Hey, I was an executive in a 50 person company for a few years, and, brother, they were dog years. The three or four years I was on the management team were more like 21-28 years. Unfortunately, the dog-year-i-ness is not reflected in the pension that I'll be getting once I hit 67 from the company that finally acquired us and put us out of our misery. I managed to hang on a year or so under the new regime, so I'll be getting a cool $300/month (if I round the figure up).
I recognize that I'm no Jack Welch, and, commensurately speaking, I'm sure he's worth a billion times more than I am.
Pensions are, of course, tied to overall compensation - fair's fair, no?
Big bonuses, especially in the final years of executives' tenure, boosted some top executive pensions substantially, filings show. One of Exxon Mobil Corp.'s two supplemental pension plans for executives uses the three highest bonuses in the five years prior to retirement to calculate the executive's pension. Thanks to this, a $4 million bonus to CEO Rex Tillerson in 2008 helped push the total value of his pension to $31 million from $23 million.
An Exxon spokeswoman pointed out that the proxy states that "by limiting bonuses to those granted in the five years prior to retirement, there is a strong motivation for executives to continue to perform at a high level."
I get where Exxon's coming from. Wouldn't want those guys to slack off once they could see those retirement years on the horizon. Wouldn't want 'em sitting around, feet up on the desk, looking at property on golf courses in Naples, Florida, and calculating whether their Social Security check will cover greens fees.
Nope, the world - and capitalism - was much better served by their spending those sunset years figuring out what metrics to use this year to calculate their bonus (pi times the number of cars in the company parking lot on an average day, divided by 1/10 of the decimal portion of the stock price at its trough, as long as on that date, the decimal portion was also at its trough - unless it was zero). And back-scratching their board of directors into writing the check.
Reaching a milestone birthday also can enhance an executive's pension. Altria Group Inc. CEO Michael E. Szymanczyk's pension rose when he turned 60 last year, triggering a subsidy built into the pension formula, boosting its total value to $23.5 million.
Mr. Szymanczyk benefited from an early retirement subsidy, a feature widely used in employee pensions in the 1980s and 1990s. The subsidy, which typically kicks in when a worker reaches age 55 or 60, enables him to retire with the same pension benefit he would have received if he remained on the job until age 65. The subsidies were intended to encourage older workers to retire.
Well, I, too, am reaching a milestone birthday in just a few weeks. If there's anyone out there who would like to encourage this older worker to retire, I've got two words for you: subsidy welcome.

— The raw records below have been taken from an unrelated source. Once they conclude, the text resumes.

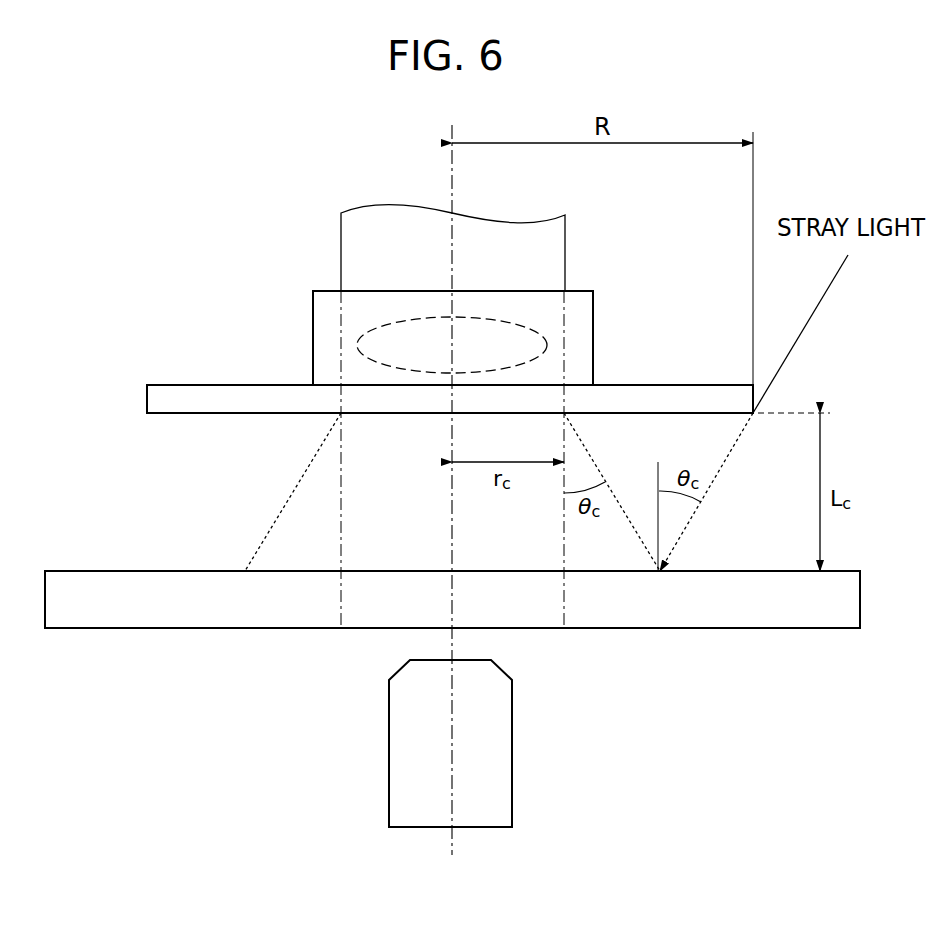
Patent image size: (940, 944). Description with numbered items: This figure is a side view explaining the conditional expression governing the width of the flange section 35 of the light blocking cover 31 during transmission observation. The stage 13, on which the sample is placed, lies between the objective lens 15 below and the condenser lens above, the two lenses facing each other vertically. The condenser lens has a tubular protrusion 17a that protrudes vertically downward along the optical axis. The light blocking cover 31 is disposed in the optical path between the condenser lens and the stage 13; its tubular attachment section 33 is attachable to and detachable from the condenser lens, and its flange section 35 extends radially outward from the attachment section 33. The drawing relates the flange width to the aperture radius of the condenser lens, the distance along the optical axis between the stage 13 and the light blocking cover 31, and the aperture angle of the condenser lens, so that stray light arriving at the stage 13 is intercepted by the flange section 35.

The stage 13 is at (115, 571).
The objective lens 15 is at (389, 745).
The tubular protrusion 17a is at (341, 243).
The light blocking cover 31 is at (160, 246).
The tubular attachment section 33 is at (313, 313).
The flange section 35 is at (167, 385).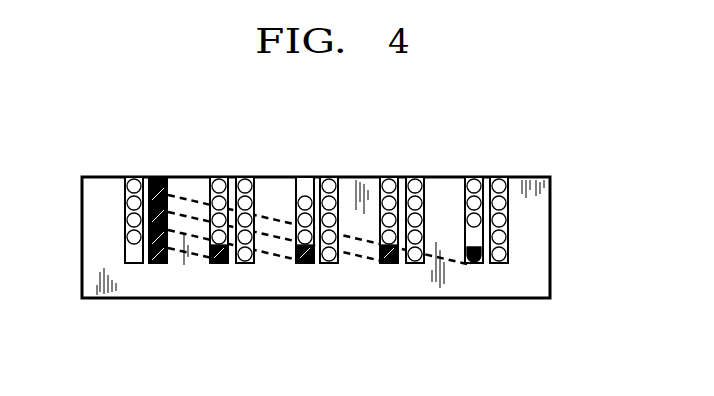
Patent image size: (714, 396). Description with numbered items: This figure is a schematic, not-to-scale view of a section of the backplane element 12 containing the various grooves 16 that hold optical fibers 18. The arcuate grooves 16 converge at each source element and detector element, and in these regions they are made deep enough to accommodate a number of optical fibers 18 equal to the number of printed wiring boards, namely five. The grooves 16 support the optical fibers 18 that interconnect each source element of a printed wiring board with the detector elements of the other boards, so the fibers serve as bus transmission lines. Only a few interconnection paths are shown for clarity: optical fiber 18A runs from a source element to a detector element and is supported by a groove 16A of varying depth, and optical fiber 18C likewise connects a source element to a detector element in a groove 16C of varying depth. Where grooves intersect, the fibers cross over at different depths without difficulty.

The backplane element 12 is at (97, 242).
The grooves 16 is at (303, 178).
The groove 16A is at (258, 213).
The groove 16C is at (274, 257).
The optical fibers 18 is at (130, 178).
The optical fiber 18A is at (162, 178).
The optical fiber 18C is at (172, 207).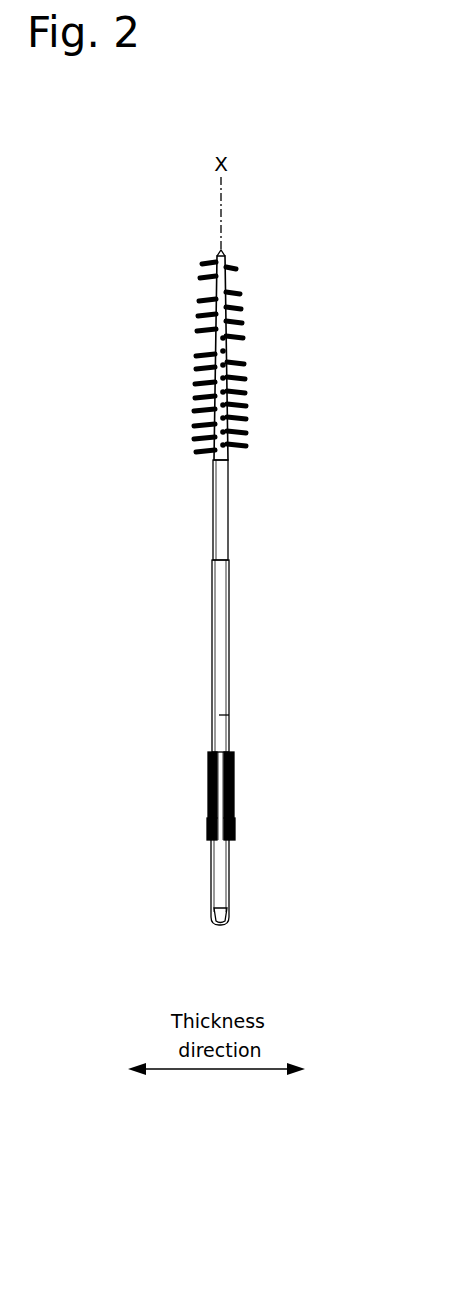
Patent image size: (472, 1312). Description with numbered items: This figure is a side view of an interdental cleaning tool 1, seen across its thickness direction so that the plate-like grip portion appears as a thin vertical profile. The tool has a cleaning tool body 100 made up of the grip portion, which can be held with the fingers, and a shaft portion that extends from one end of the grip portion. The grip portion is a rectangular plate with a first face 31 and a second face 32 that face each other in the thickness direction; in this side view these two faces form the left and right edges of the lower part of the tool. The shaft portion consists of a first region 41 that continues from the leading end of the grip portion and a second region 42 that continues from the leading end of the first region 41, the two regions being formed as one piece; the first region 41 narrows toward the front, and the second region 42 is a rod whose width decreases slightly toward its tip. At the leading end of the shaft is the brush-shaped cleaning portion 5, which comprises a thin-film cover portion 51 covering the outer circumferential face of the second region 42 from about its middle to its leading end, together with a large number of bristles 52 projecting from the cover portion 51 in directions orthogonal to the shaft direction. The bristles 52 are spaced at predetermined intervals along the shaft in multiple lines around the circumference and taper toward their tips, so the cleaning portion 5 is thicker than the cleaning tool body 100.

The interdental cleaning tool 1 is at (145, 300).
The cleaning portion 5 is at (248, 343).
The cover portion 51 is at (212, 458).
The bristles 52 is at (202, 361).
The second region 42 is at (222, 527).
The first region 41 is at (222, 631).
The cleaning tool body 100 is at (158, 738).
The second face 32 is at (208, 852).
The first face 31 is at (228, 879).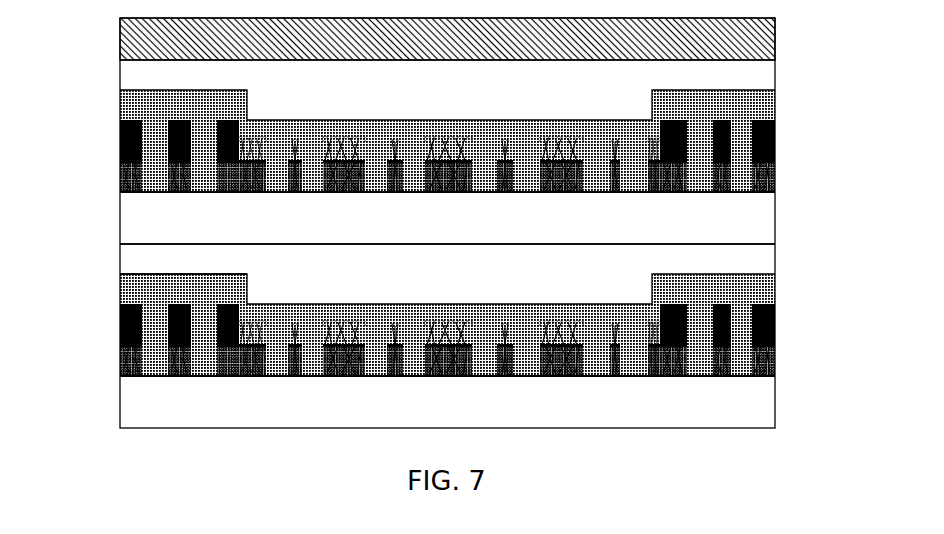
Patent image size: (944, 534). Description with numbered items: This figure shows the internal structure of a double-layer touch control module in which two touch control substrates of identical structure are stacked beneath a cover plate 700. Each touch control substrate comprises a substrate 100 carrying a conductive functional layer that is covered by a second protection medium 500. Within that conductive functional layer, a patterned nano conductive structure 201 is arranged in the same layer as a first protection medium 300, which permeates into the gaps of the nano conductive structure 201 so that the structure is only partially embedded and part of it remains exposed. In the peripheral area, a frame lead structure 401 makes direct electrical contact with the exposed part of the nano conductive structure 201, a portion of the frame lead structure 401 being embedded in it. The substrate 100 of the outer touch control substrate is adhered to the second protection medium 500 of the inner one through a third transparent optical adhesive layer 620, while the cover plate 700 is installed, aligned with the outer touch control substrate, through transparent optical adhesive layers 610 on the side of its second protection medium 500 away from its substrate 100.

The substrate 100 is at (767, 217).
The nano conductive structure 201 is at (776, 137).
The first protection medium 300 is at (125, 173).
The frame lead structure 401 is at (125, 128).
The second protection medium 500 is at (128, 103).
The transparent optical adhesive layer 610 is at (130, 70).
The third transparent optical adhesive layer 620 is at (130, 256).
The cover plate 700 is at (130, 36).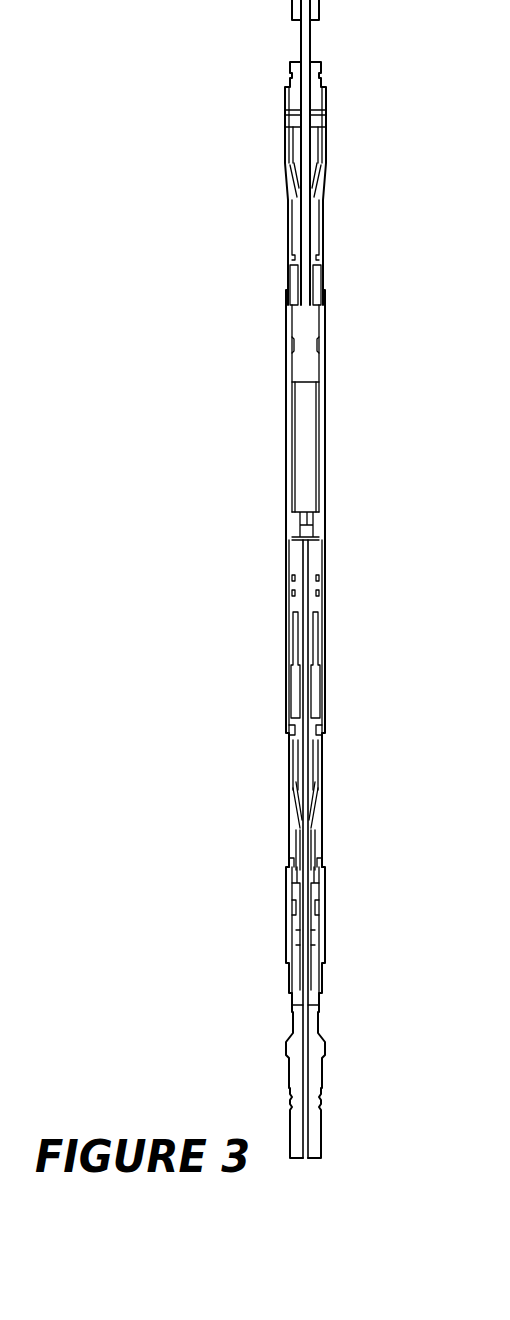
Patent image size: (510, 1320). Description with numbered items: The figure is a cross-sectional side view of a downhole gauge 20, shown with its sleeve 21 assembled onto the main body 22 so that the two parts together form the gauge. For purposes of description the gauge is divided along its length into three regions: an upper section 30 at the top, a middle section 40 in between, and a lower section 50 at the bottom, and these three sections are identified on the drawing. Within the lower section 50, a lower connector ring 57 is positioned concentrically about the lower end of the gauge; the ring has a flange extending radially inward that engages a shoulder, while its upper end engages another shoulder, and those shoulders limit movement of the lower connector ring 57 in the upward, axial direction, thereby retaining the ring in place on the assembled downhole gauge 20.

The downhole gauge 20 is at (377, 523).
The sleeve 21 is at (325, 291).
The main body 22 is at (306, 226).
The upper section 30 is at (262, 158).
The middle section 40 is at (263, 575).
The lower section 50 is at (262, 893).
The lower connector ring 57 is at (323, 884).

0n reflection, that table MUST include all outstanding pension IOU's for the corporation, not just those of the top execs. Certainly, executive pension comp could total in the billions, but probably not at the magnitude shown here,although it does make for a hell of a story. (I just checked the source article, and this table seems to have been dropped.)
ReplyDeleteWhy don't we write a letter to those corporations and ask the beneficiaries to do their own stimulus plan, like hiring back some of their laid of workers with the funds.
ReplyDeletePS. Best business to be in right now is HOTELS in Washington DC and airlines serving DC Every hick town mayor has been flying weekly to DC for their piece of the stuimulus pie. Our mayor has burnt off the city travel budget in four months with DC travel for her and the boys
Very Cute! I love ya sense of humah!!
ReplyDeleteDo ya have some spare time while awaitin' the first $300 check to apply some of that cuteness to the current fiscaliasco concerning "Charlie Ridin' on the ol' (almost broken but already debt-ridden) T"?
Would love to see you hit the Globe with some fun stuff!